We have tested the stylish Nokia 6111 slider. It's delicate; it has megapixel camera, MP3 player and built-in radio. Why the memory card is missing though? Nokia says that it is a phone for the ladies. Can it turn men's heads, too?
Although we'll find a lot of phones with sliding construction in the Nokia proposals, Nokia 6111 model is the first stylish phone of this type. The brand itself presents it like a smart little phone, intended for the ladies' hands and handbags. Of course, it is not only a female thing, 6111 is very appealing for men as well; the equipment is solid, there is EDGE support, Bluetooth and active standby display, which is something rare in a classic phone so far.
Other on-coming production, like Siemens CF110 or Siemens SL75 for example, immediately are coming into my mind when looking at Nokia 6111. The legend, named Samsung D500 and its successor Samsung D600 are inseparably passing trough the whole "pack of sliders", too.
Nokia has slightly moved back from its daring creativity. The design maniacs could speak favorable for the Nokia experiments, but it would be pointless, having in mind the fact that the company doesn't manage to sell these models according to the plans. Nokia had put its fingers in the fire with its clamshells, that's why the "Asian" 6101 has appeared. Nothing however has to be left to the chance with the sliders; the right way is just the conservative way.
Nokia 6111 is ok in hands. You'll have to rummage in your briefcase for a while however, until you find this device with its proportions of 84 × 47 × 23 millimeters and a 92 grams weight. There are two color variants - the silver base remains the same, while the internal lining is black or white. This implementation anticipates the probable men's hesitations, such as "the functions of this phone answer my requirements, but this white color..."
I have in hand exactly the version for men. Right here I am complaining about the black plastic surfaces, which maybe looked good at the promotional photographs, but get on nerves in practice. A day usage is enough for the phone to get greasy. The hand leaves its marks on the 6111 cover more than it is acceptable.
The phone size is almost like a credit card, that's why all operating elements are easily accessible. The main button switch is at the top; initially I thought it was a cover safety catch, Nokia 6111 doesn't have exchangeable covers, though. The button could have been less sunk; moreover its response is not clear, I have locked the phone three times.

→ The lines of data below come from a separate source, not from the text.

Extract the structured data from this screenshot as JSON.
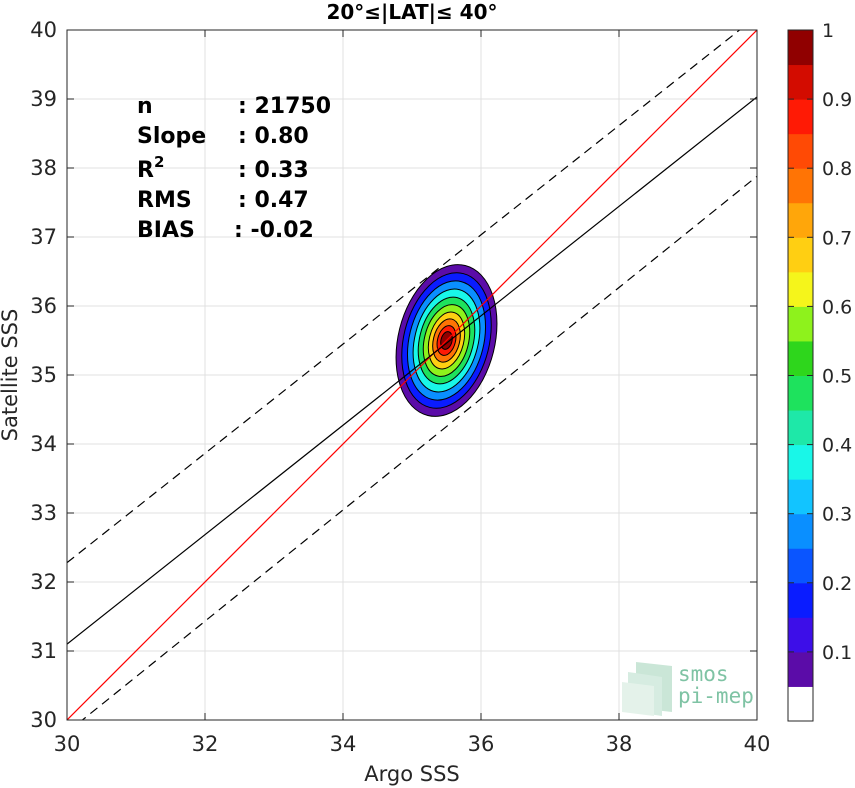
{
  "chart_data": {
    "type": "heatmap",
    "subtype": "density-contour scatter comparison",
    "title": "20°≤|LAT|≤ 40°",
    "xlabel": "Argo SSS",
    "ylabel": "Satellite SSS",
    "xlim": [
      30,
      40
    ],
    "ylim": [
      30,
      40
    ],
    "x_ticks": [
      "30",
      "32",
      "34",
      "36",
      "38",
      "40"
    ],
    "y_ticks": [
      "30",
      "31",
      "32",
      "33",
      "34",
      "35",
      "36",
      "37",
      "38",
      "39",
      "40"
    ],
    "grid": true,
    "stats": [
      {
        "key": "n",
        "value": ": 21750"
      },
      {
        "key": "Slope",
        "value": ": 0.80"
      },
      {
        "key": "R",
        "sup": "2",
        "value": ": 0.33"
      },
      {
        "key": "RMS",
        "value": ": 0.47"
      },
      {
        "key": "BIAS",
        "value": ": -0.02"
      }
    ],
    "lines": [
      {
        "name": "identity",
        "color": "#ff0000",
        "dash": false,
        "points": [
          [
            30,
            30
          ],
          [
            40,
            40
          ]
        ]
      },
      {
        "name": "regression",
        "color": "#000000",
        "dash": false,
        "points": [
          [
            30,
            31.1
          ],
          [
            40,
            39.03
          ]
        ]
      },
      {
        "name": "upper bound",
        "color": "#000000",
        "dash": true,
        "points": [
          [
            30,
            32.28
          ],
          [
            40,
            40.2
          ]
        ]
      },
      {
        "name": "lower bound",
        "color": "#000000",
        "dash": true,
        "points": [
          [
            30,
            29.82
          ],
          [
            40,
            37.88
          ]
        ]
      }
    ],
    "density": {
      "center": [
        35.5,
        35.5
      ],
      "levels": [
        {
          "level": 0.05,
          "rx": 0.7,
          "ry": 1.12
        },
        {
          "level": 0.1,
          "rx": 0.62,
          "ry": 1.0
        },
        {
          "level": 0.2,
          "rx": 0.54,
          "ry": 0.88
        },
        {
          "level": 0.3,
          "rx": 0.46,
          "ry": 0.76
        },
        {
          "level": 0.4,
          "rx": 0.39,
          "ry": 0.64
        },
        {
          "level": 0.5,
          "rx": 0.32,
          "ry": 0.53
        },
        {
          "level": 0.6,
          "rx": 0.25,
          "ry": 0.42
        },
        {
          "level": 0.7,
          "rx": 0.19,
          "ry": 0.32
        },
        {
          "level": 0.8,
          "rx": 0.13,
          "ry": 0.22
        },
        {
          "level": 0.9,
          "rx": 0.08,
          "ry": 0.13
        }
      ]
    },
    "colorbar": {
      "ticks": [
        "0.1",
        "0.2",
        "0.3",
        "0.4",
        "0.5",
        "0.6",
        "0.7",
        "0.8",
        "0.9",
        "1"
      ],
      "min": 0,
      "max": 1,
      "colors": [
        "#ffffff",
        "#5b0ca8",
        "#3d0ee8",
        "#0a1cff",
        "#0a55ff",
        "#0a8fff",
        "#12c4ff",
        "#19f7e8",
        "#1ee8a8",
        "#1ee25d",
        "#2ed61c",
        "#8ef21c",
        "#f5f51b",
        "#ffcf12",
        "#ffa60a",
        "#ff7405",
        "#ff4a05",
        "#ff1a05",
        "#d30c00",
        "#900000"
      ]
    }
  },
  "logo": {
    "line1": "smos",
    "line2": "pi-mep"
  },
  "colors": {
    "identity": "#ff0000",
    "regression": "#000000",
    "grid": "#e0e0e0"
  }
}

The compact plastic capping strip of the Pop-Port connector and the new narrower charger slot are mounted right above. I have found also here a red sliding plate; after pressing it the back cover loosens. After its removal you'll se a 700 mAh battery, promising 192 hours stand-by and more than 3 hours of talk time.

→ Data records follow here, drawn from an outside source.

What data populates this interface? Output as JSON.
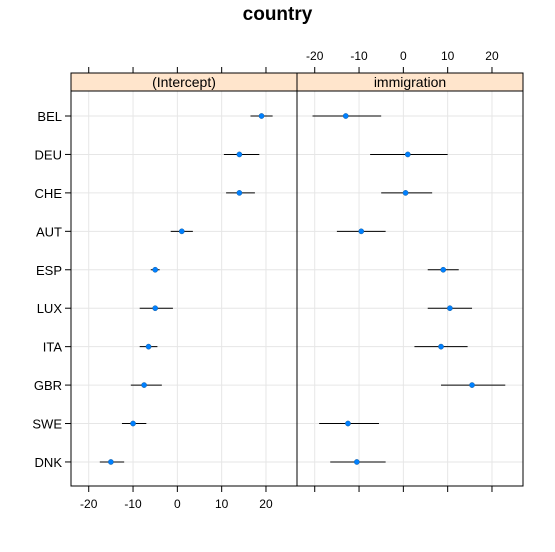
{
  "chart_data": {
    "type": "dotplot",
    "title": "country",
    "categories": [
      "BEL",
      "DEU",
      "CHE",
      "AUT",
      "ESP",
      "LUX",
      "ITA",
      "GBR",
      "SWE",
      "DNK"
    ],
    "xlim": [
      -24,
      27
    ],
    "xticks": [
      -20,
      -10,
      0,
      10,
      20
    ],
    "grid": true,
    "panels": [
      {
        "name": "(Intercept)",
        "estimate": [
          19,
          14,
          14,
          1,
          -5,
          -5,
          -6.5,
          -7.5,
          -10,
          -15
        ],
        "lower": [
          16.5,
          10.5,
          11,
          -1.5,
          -6,
          -8.5,
          -8.5,
          -10.5,
          -12.5,
          -17.5
        ],
        "upper": [
          21.5,
          18.5,
          17.5,
          3.5,
          -4,
          -1,
          -4.5,
          -3.5,
          -7,
          -12
        ]
      },
      {
        "name": "immigration",
        "estimate": [
          -13,
          1,
          0.5,
          -9.5,
          9,
          10.5,
          8.5,
          15.5,
          -12.5,
          -10.5
        ],
        "lower": [
          -20.5,
          -7.5,
          -5,
          -15,
          5.5,
          5.5,
          2.5,
          8.5,
          -19,
          -16.5
        ],
        "upper": [
          -5,
          10,
          6.5,
          -4,
          12.5,
          15.5,
          14.5,
          23,
          -5.5,
          -4
        ]
      }
    ],
    "colors": {
      "point": "#0080ff",
      "strip": "#ffe5cc",
      "grid": "#e6e6e6"
    }
  }
}
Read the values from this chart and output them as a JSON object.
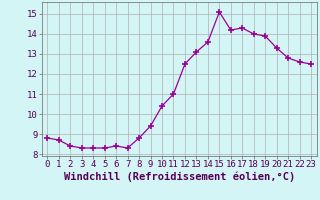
{
  "x": [
    0,
    1,
    2,
    3,
    4,
    5,
    6,
    7,
    8,
    9,
    10,
    11,
    12,
    13,
    14,
    15,
    16,
    17,
    18,
    19,
    20,
    21,
    22,
    23
  ],
  "y": [
    8.8,
    8.7,
    8.4,
    8.3,
    8.3,
    8.3,
    8.4,
    8.3,
    8.8,
    9.4,
    10.4,
    11.0,
    12.5,
    13.1,
    13.6,
    15.1,
    14.2,
    14.3,
    14.0,
    13.9,
    13.3,
    12.8,
    12.6,
    12.5
  ],
  "line_color": "#990099",
  "marker": "+",
  "marker_size": 4,
  "marker_linewidth": 1.2,
  "line_width": 0.9,
  "background_color": "#d4f5f5",
  "grid_color": "#b0b0b0",
  "xlabel": "Windchill (Refroidissement éolien,°C)",
  "xlabel_fontsize": 7.5,
  "tick_fontsize": 6.5,
  "ylim": [
    7.9,
    15.6
  ],
  "yticks": [
    8,
    9,
    10,
    11,
    12,
    13,
    14,
    15
  ],
  "xlim": [
    -0.5,
    23.5
  ],
  "xticks": [
    0,
    1,
    2,
    3,
    4,
    5,
    6,
    7,
    8,
    9,
    10,
    11,
    12,
    13,
    14,
    15,
    16,
    17,
    18,
    19,
    20,
    21,
    22,
    23
  ]
}
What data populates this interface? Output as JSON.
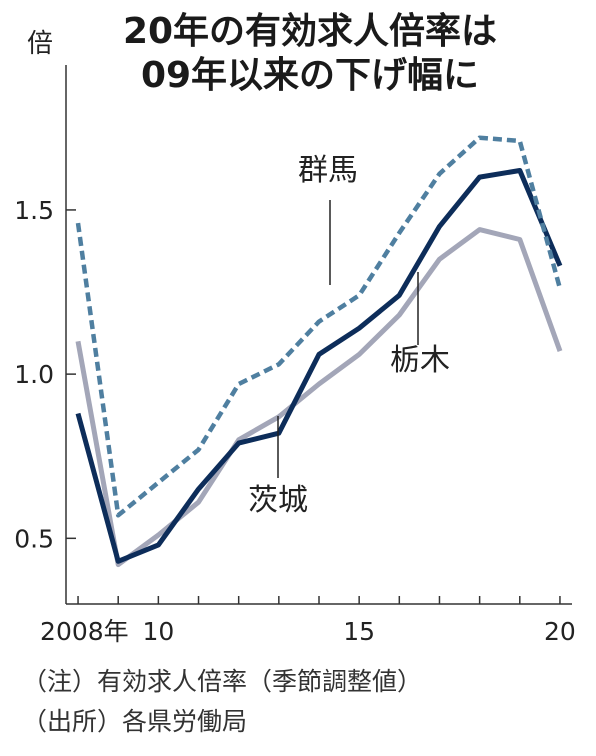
{
  "title": {
    "line1": "20年の有効求人倍率は",
    "line2": "09年以来の下げ幅に"
  },
  "notes": {
    "note1": "（注）有効求人倍率（季節調整値）",
    "note2": "（出所）各県労働局"
  },
  "chart_data": {
    "type": "line",
    "ylabel": "倍",
    "x": [
      2008,
      2009,
      2010,
      2011,
      2012,
      2013,
      2014,
      2015,
      2016,
      2017,
      2018,
      2019,
      2020
    ],
    "x_ticks": [
      {
        "value": 2008,
        "label": "2008年"
      },
      {
        "value": 2010,
        "label": "10"
      },
      {
        "value": 2015,
        "label": "15"
      },
      {
        "value": 2020,
        "label": "20"
      }
    ],
    "y_ticks": [
      {
        "value": 0.5,
        "label": "0.5"
      },
      {
        "value": 1.0,
        "label": "1.0"
      },
      {
        "value": 1.5,
        "label": "1.5"
      }
    ],
    "xlim": [
      2007.7,
      2020.3
    ],
    "ylim": [
      0.3,
      1.85
    ],
    "grid": false,
    "series": [
      {
        "name": "群馬",
        "color": "#4f7fa0",
        "dash": "dotted",
        "values": [
          1.46,
          0.57,
          0.67,
          0.77,
          0.97,
          1.03,
          1.16,
          1.24,
          1.43,
          1.61,
          1.72,
          1.71,
          1.26
        ]
      },
      {
        "name": "栃木",
        "color": "#0d2d5a",
        "dash": "solid",
        "values": [
          0.88,
          0.43,
          0.48,
          0.65,
          0.79,
          0.82,
          1.06,
          1.14,
          1.24,
          1.45,
          1.6,
          1.62,
          1.33
        ]
      },
      {
        "name": "茨城",
        "color": "#a3a6b8",
        "dash": "solid",
        "values": [
          1.1,
          0.42,
          0.51,
          0.61,
          0.8,
          0.87,
          0.97,
          1.06,
          1.18,
          1.35,
          1.44,
          1.41,
          1.07
        ]
      }
    ],
    "annotations": [
      {
        "series": "群馬",
        "label": "群馬"
      },
      {
        "series": "栃木",
        "label": "栃木"
      },
      {
        "series": "茨城",
        "label": "茨城"
      }
    ]
  }
}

A place behind the display is prepared for the SIM card. On the back of the upper sliding part we'll find a wicket door, behind which is the slot for the SIM card.
Behind, right next to the shiny "Nokia Megapixel" sign, the border ornament of the camera lens protrudes outwards unpleasantly. It looks good, but you'll forgot about all its beauty when see your phone constantly shaking on the table, taking funny unstable poses. I would appreciate also a cover for the lens glass - when you hold Nokia 6111 with your left hand the forefinger tip reaches exactly the optics, the right hand contacts the glass, too. There is a tiny self-portrait mirror and a flash LED.
There is a thick cover for the infrared port and the loud speaker on the left side. On the right, there are two small, but convenient buttons for volume control and a very unsuccessful camera shutter, which I would criticize in the part, devoted to the megapixel pictures.